The Power of Self-Correction
This is the most remarkable part. The agent can recognize when it has made a mistake and take steps to fix it. The JSON log shows two brilliant examples.
First, it tries to search for "Google Flights" but gets redirected to Bing. It sees this in the screenshot and its next thought is to recover:
{"summary": "Navigating to Google Flights", "content": "The search results page loaded, but instead of the Google Flights search, it defaulted to Bing. I'll directly navigate to flights.google.com to ensure accurate results."}
Its next action is to take control of the address bar and type the URL directly.
Even more impressively, at one point it makes a typo, entering the destination into the origin field. It recognizes the error from the screen and its next action is this:
{"actions":[{"action":"keypress","keys":["CTRL","Z"]}]}
It literally performs an "undo" command to correct its own mistake. This is a powerful and robust error-handling mechanism that goes far beyond simple retries.
Grounding and Traceability
Finally, when the agent provides its answer, it's not just making it up.
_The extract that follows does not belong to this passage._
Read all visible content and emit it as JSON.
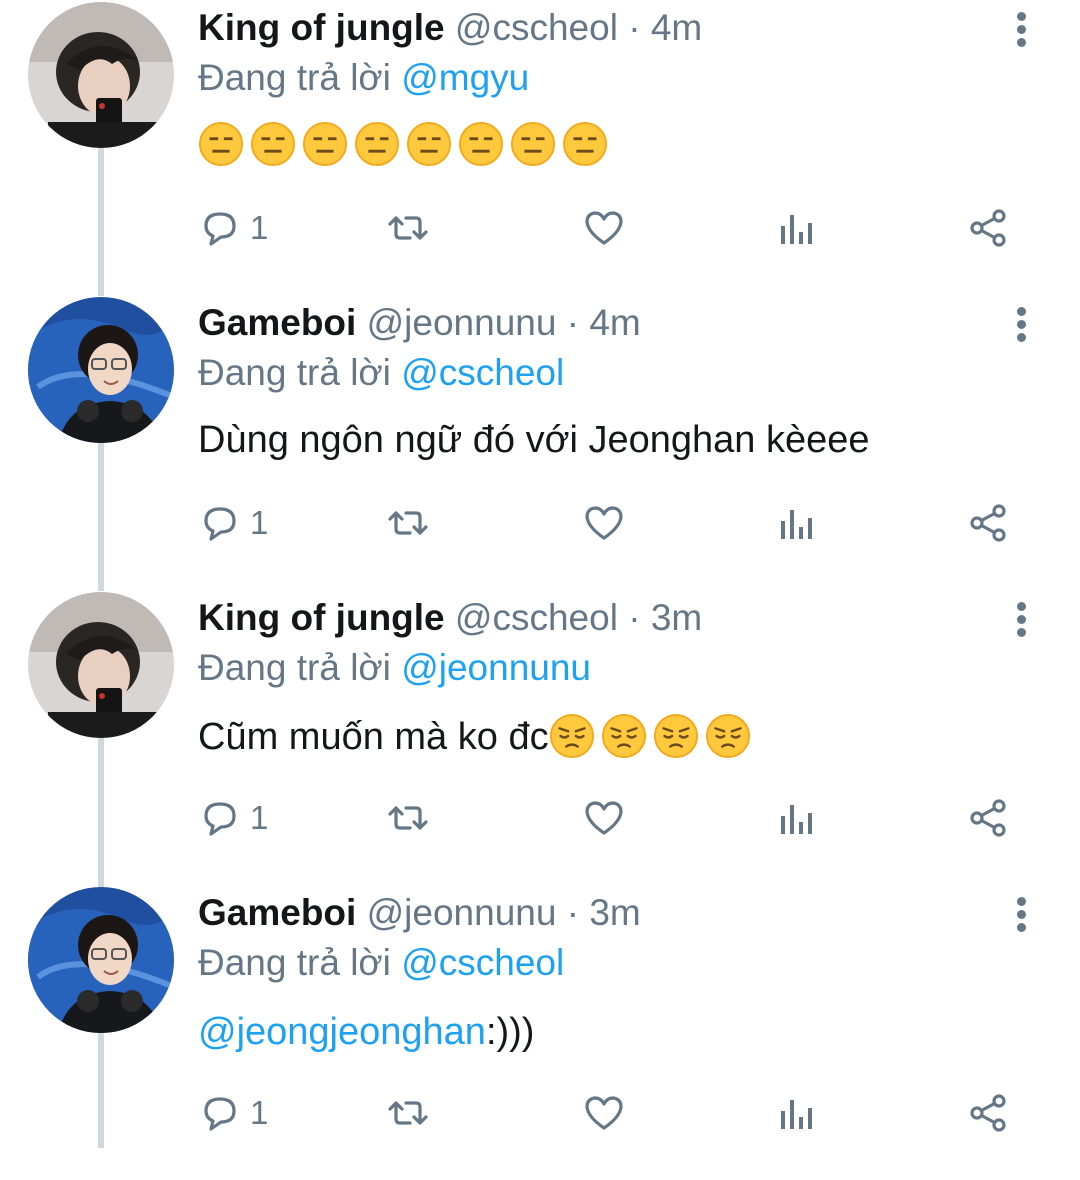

The information is grounded in the sources it found. After navigating to what it believes is the campground's official website, its final confirmation includes a citation that links its statement directly to the URL it found. The metadata for the message contains a citations block that explicitly links the answer to the web page it visited, providing a clear, auditable trail for its facts.
From the Code to the Community: How It's Being Used in the Wild
So, this low-level data gives us a clear picture of the architecture. But how is this technology actually being used? A dive into communities like Reddit's r/OpenAI and r/ChatGPT reveals a vibrant mix of practical experimentation and constructive criticism.
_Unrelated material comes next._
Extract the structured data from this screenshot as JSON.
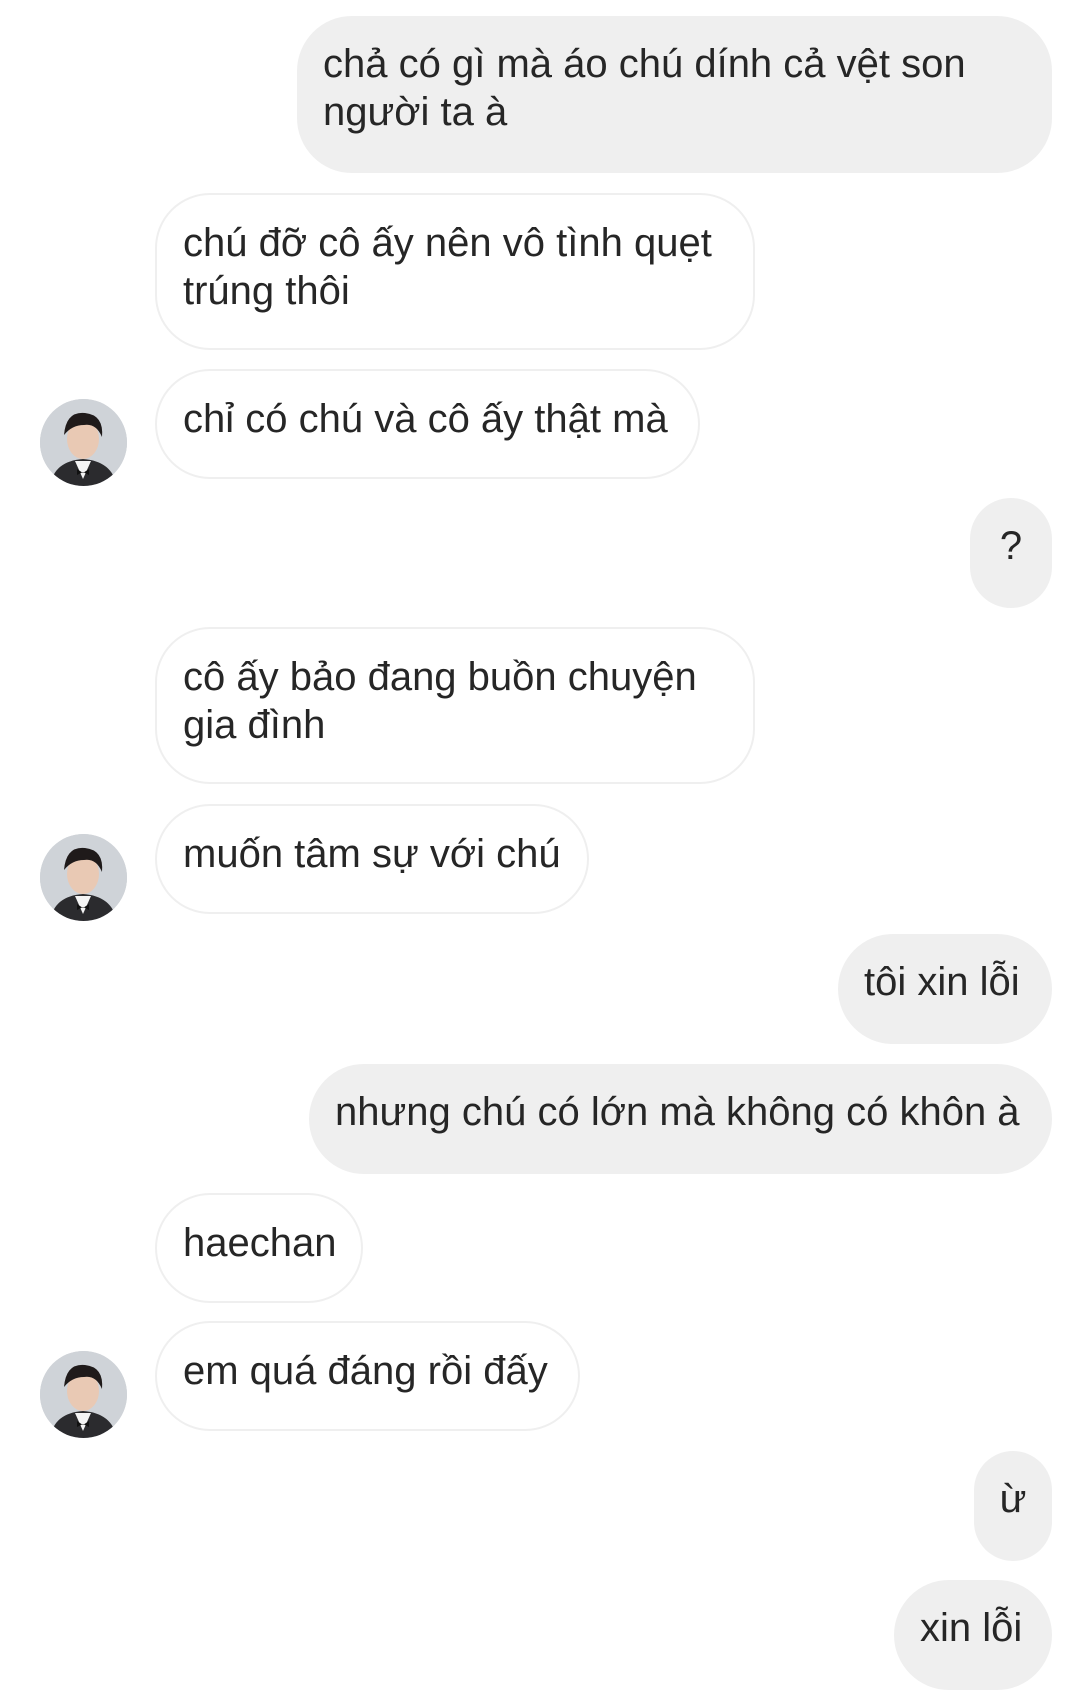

Users are treating it like a junior assistant, offloading complex research and tedious tasks. We're seeing reports of it being used to:
Perform deep research: Analyzing multiple websites to compare products, or even mining Reddit itself for sentiment analysis. One user tasked it with finding ceramic mugs that matched the visual style of a website they were building—a fuzzy, stylistic search that's difficult for traditional tools.
Automate grunt work: Filling out job applications, checking product stock, or finding a friend's lost wallet by navigating a German-language lost-and-found website.
Solve personal problems: One user even employed it to hunt down the best deal on a specific retired Lego set.
The sentiment is one of cautious optimism. Many describe it as being in its "GPT-2 stage"—incredibly promising but still prone to glitches and sometimes taking longer than doing the task manually. The agent can get stuck, misinterpret instructions, or fail on websites with tricky UIs.
This leads to the biggest theme: trust and security. Users are rightly cautious about handing over credentials to their CRMs or email accounts. The concept of the agent as a supervised "intern" or "babysitter" is a common mental model. You let it do the work, but you watch it closely, especially when it's handling sensitive information. The risk of prompt injection, where a malicious website could hijack the agent's session, is a very real concern.
Conclusion: It's a Controller, Not Just a Chatbot
This data, combined with the community's real-world experiments, provides a clear picture: ChatGPT's agent mode is a sophisticated controller. It uses its language intelligence to create plans but relies on a methodical, tool-based execution loop to interact with the digital world.
The ability to see its environment via screenshots and correct its own mistakes using low-level keyboard and mouse commands is a significant architectural step. Even in its "GPT-2 stage," it moves the technology from being a pure "language model" to a functional, interactive agent, giving us a real glimpse into the future of practical AI.